Geriatric Patients: Limited pharmacokinetic data are available in elderly subjects. Following once daily repeat oral administration of 30 mg levocetirizine for 6 days in 9 elderly subjects (65-74 years of age), the total body clearance was approximately 33% lower compared to that in younger adults. The disposition of racemic cetirizine has been shown to be dependent on renal function rather than on age. This finding would also be applicable for levocetirizine, as levocetirizine and cetirizine are both predominantly excreted in urine. Therefore, the levocetirizine dose should be adjusted in accordance with renal function in elderly patients.
Gender: Pharmacokinetic results for 77 patients (40 men, 37 women) were evaluated for potential effect of gender. The half-life was slightly shorter in women (7.08 ± 1.72 hr) than in men (8.62 ± 1.84 hr); however, the body weight-adjusted oral clearance in women (0.67 ± 0.16 mL/min/kg) appears to be comparable to that in men (0.59 ± 0.12 mL/min/kg). The same daily doses and dosing intervals are applicable for men and women with normal renal function.
Race: The effect of race on levocetirizine has not been studied. As levocetirizine is primarily renally excreted, and there are no important racial differences in creatinine clearance, pharmacokinetic characteristics of levocetirizine are not expected to be different across races. No race-related differences in the kinetics of racemic cetirizine have been observed.

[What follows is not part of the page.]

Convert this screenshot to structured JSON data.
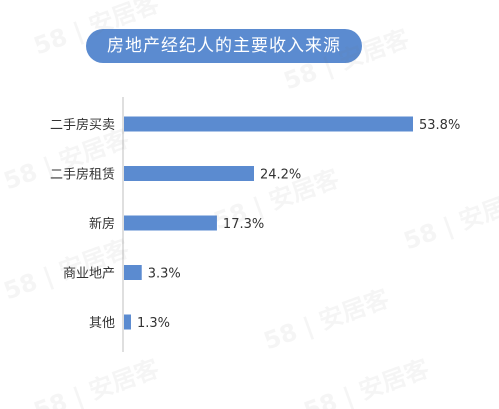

Renal Impairment: Levocetirizine exposure (AUC) exhibited 1.8-, 3.2-, 4.3-, and 5.7-fold increase in mild, moderate, severe, renal impaired, and end-stage renal disease patients, respectively, compared to healthy subjects. The corresponding increases of half-life estimates were 1.4-, 2.0-, 2.9-, and 4-fold, respectively.
The total body clearance of levocetirizine after oral dosing was correlated to the creatinine clearance and was progressively reduced based on severity of renal impairment. Therefore, it is recommended to adjust the dose and dosing intervals of levocetirizine based on creatinine clearance in patients with mild, moderate, or severe renal impairment. In end-stage renal disease patients (CL_cr < 10 mL/min) levocetirizine is contraindicated. The amount of levocetirizine removed during a standard 4 hour hemodialysis procedure was <10%.
The dosage of levocetirizine should be reduced in patients with mild renal impairment. Both the dosage and frequency of administration should be reduced in patients with moderate or severe renal impairment.
Hepatic Impairment: Levocetirizine has not been studied in patients with hepatic impairment. The non-renal clearance(indicative of hepatic contribution) was found to constitute about 28% of the total body clearance in healthy adult subjects after oral administration.
As levocetirizine is mainly excreted unchanged by the kidney, it is unlikely that the clearance of levocetirizine is significantly decreased in patients with solely hepatic impairment.